Sci&Tech Editor Georgia Brooks hopes that the appointment of new science minister Nusrat Ghani will shine a light on the need for scientific research and innovation

Written by Georgia Brooks

Disclaimer: This article was written before Liz Truss resigned as Prime Minister of the UK.

Almost a month on from her appointment as Prime Minister of the UK, Liz Truss has finally appointed a new Science Minister, Nusrat Ghani, to a position that remained empty for three months in total. The absence of a science minister has undoubtedly gone unnoticed by many, as a position that holds fewer responsibilities, and therefore receives less media attention, than many other governmental offices, and is not currently a position in the cabinet.

However, within the scientific community, it has raised concerns about the state of UK scientific research in recent years and looking towards the future. On the other hand, should scientific research and innovation remain a priority in a country experiencing so much uncertainty in other sectors, such as the economy and healthcare? 

Should scientific research and innovation remain a priority in a country experiencing so much uncertainty?

The UK science community has urged Liz Truss to recommit to the previous administration’s aim to make the country a ‘science superpower,’ amid fears that she may de-prioritise research. Over the past six years of Brexit and European Union negotiations, the government has failed to come to an agreement regarding Horizon Europe – the EU’s research program that will dispense nearly €‎100 billion in scientific funding, and currently the world’s largest multinational research fund.

It is looking increasingly likely that UK scientists may miss out on invaluable EU funding

The appointment of Nusrat Ghani could provide hope, but it is looking increasingly likely that UK scientists may miss out on this invaluable funding, and many have already lost grants. There is admittedly a ‘Plan B,’ should the UK miss out on Horizon Europe, but the actual funding plan seems to be about as vague as its name: it involves four pillars and ambiguous political wording, but few actual details. 

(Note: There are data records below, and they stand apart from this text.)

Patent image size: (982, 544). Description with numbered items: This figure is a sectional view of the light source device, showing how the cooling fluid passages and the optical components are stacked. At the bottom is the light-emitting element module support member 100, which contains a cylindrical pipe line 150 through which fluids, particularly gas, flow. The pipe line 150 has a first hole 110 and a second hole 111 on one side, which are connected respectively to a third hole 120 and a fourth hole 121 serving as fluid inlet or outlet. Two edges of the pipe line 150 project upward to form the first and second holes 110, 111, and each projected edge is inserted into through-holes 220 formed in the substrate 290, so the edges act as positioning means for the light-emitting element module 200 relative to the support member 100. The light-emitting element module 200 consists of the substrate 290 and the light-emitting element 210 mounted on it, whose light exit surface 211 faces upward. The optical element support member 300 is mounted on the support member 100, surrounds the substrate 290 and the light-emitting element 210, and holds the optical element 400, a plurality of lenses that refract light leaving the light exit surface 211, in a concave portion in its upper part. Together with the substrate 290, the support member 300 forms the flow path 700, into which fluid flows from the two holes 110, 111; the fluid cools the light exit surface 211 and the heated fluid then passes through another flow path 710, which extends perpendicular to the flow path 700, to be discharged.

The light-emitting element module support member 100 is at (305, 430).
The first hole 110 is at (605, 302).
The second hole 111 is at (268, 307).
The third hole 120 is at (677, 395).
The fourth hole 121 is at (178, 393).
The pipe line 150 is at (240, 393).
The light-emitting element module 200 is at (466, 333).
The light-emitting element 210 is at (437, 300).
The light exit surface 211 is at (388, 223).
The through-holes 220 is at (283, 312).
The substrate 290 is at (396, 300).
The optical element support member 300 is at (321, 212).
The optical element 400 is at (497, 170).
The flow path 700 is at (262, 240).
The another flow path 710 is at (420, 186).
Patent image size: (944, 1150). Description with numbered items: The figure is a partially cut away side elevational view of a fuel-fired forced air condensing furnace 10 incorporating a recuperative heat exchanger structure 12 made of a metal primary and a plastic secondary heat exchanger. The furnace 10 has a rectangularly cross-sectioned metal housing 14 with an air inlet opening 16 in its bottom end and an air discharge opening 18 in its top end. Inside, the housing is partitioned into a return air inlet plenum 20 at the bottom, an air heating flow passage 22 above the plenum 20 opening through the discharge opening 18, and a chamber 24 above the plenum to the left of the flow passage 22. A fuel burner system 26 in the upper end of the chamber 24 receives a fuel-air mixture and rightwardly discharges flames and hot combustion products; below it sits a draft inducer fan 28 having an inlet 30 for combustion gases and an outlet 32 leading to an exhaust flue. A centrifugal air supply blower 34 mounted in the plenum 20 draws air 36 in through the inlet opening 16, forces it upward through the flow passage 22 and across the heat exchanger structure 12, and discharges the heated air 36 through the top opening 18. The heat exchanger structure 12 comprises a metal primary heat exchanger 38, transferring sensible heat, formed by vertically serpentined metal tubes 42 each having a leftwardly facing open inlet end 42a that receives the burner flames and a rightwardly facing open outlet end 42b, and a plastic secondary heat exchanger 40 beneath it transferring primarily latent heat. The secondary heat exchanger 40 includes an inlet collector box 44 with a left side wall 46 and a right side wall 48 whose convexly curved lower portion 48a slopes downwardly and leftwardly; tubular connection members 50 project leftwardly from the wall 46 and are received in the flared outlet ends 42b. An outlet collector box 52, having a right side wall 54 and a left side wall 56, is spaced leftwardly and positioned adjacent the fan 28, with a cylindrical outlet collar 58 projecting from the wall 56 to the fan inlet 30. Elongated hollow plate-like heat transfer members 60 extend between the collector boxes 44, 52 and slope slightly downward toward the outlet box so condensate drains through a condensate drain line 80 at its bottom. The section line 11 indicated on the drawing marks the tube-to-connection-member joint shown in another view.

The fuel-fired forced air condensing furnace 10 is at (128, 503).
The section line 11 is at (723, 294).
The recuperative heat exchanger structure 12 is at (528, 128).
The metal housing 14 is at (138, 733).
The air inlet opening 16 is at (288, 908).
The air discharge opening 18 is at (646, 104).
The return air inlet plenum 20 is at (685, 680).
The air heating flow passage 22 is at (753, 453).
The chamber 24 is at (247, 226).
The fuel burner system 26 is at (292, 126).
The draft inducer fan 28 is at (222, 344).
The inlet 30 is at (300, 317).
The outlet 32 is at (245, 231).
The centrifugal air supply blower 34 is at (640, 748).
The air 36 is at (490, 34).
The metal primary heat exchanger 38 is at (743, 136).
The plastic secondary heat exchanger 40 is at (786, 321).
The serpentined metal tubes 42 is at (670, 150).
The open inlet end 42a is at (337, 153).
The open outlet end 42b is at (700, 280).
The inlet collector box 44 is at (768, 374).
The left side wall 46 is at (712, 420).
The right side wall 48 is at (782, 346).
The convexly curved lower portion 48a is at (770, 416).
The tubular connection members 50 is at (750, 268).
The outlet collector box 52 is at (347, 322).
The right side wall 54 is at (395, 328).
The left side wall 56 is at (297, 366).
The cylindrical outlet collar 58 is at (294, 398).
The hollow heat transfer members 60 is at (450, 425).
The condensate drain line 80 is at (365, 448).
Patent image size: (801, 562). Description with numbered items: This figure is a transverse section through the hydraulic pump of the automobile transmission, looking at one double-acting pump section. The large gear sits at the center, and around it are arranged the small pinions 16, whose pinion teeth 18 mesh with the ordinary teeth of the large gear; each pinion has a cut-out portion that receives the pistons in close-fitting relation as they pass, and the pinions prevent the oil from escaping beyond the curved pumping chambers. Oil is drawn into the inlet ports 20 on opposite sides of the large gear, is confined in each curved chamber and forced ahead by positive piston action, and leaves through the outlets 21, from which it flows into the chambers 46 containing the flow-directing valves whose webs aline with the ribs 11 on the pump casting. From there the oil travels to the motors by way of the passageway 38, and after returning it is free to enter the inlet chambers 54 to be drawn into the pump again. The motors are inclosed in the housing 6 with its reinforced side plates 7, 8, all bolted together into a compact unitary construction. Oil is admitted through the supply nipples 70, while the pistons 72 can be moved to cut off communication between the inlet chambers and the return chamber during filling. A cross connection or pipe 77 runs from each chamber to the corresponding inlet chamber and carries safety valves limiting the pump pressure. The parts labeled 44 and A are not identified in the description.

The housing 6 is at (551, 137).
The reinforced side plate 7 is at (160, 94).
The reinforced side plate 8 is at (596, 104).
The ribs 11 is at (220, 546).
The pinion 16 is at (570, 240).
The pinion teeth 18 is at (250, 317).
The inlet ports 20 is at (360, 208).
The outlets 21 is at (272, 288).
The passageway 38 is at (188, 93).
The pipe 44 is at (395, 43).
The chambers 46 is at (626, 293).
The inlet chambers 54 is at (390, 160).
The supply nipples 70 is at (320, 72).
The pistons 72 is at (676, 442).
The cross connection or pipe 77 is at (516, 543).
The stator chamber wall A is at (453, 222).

With the UK clearly lagging on the scientific research front, it is interesting that while concerns have been raised by major scientific organisations such as the Institute of Physics (IOP) and the Royal Society of Chemists (RSC), and more recently from a House of Lords committee, the issue has remained out of the media limelight, and largely untackled until Ghani’s appointment. It begs the question, what should the government actually be prioritising at the moment?

With a cost of living crisis and the ongoing healthcare and political crises worldwide, for those not directly affected by a loss of funding, the lack of a science minister has been of little concern in recent months. Concerns from the IOP and RSC among others have largely revolved around the fact that the UK will fail to maintain its position as a scientific superpower, but for many there are far far more pressing concerns in the current climate. 

Many of the challenges faced by ordinary people have their roots in science

However, scientific innovation is crucial. Whether it be the COVID-19 pandemic, the energy crisis or this summer’s heatwave, symptomatic of the far greater problem of climate change, many of the challenges faced by ordinary people, and by businesses, governments and the world, have their root in science, and hence also their solution.

Arguably now more than ever, it is vital that we maintain momentum on scientific research, as it is from here that the solutions for many of the most pressing issues of today will stem. There is far too much disconnection between science and politics in government today, as well as in wider society, and while appointing a science minister may not seem crucial, it is indicative of how the UK government is currently prioritising scientific research. 

Ghani’s appointment as science minister undoubtedly provides hope and evidence that scientific research in the UK has not been completely forgotten, but she has a huge task ahead of her to get it back on track, in terms of focus, funding and prioritisation. The concerning lack of a science minister for three months is indicative of a wider shortcoming in understanding when it comes to the importance of scientific research in politics and society more generally.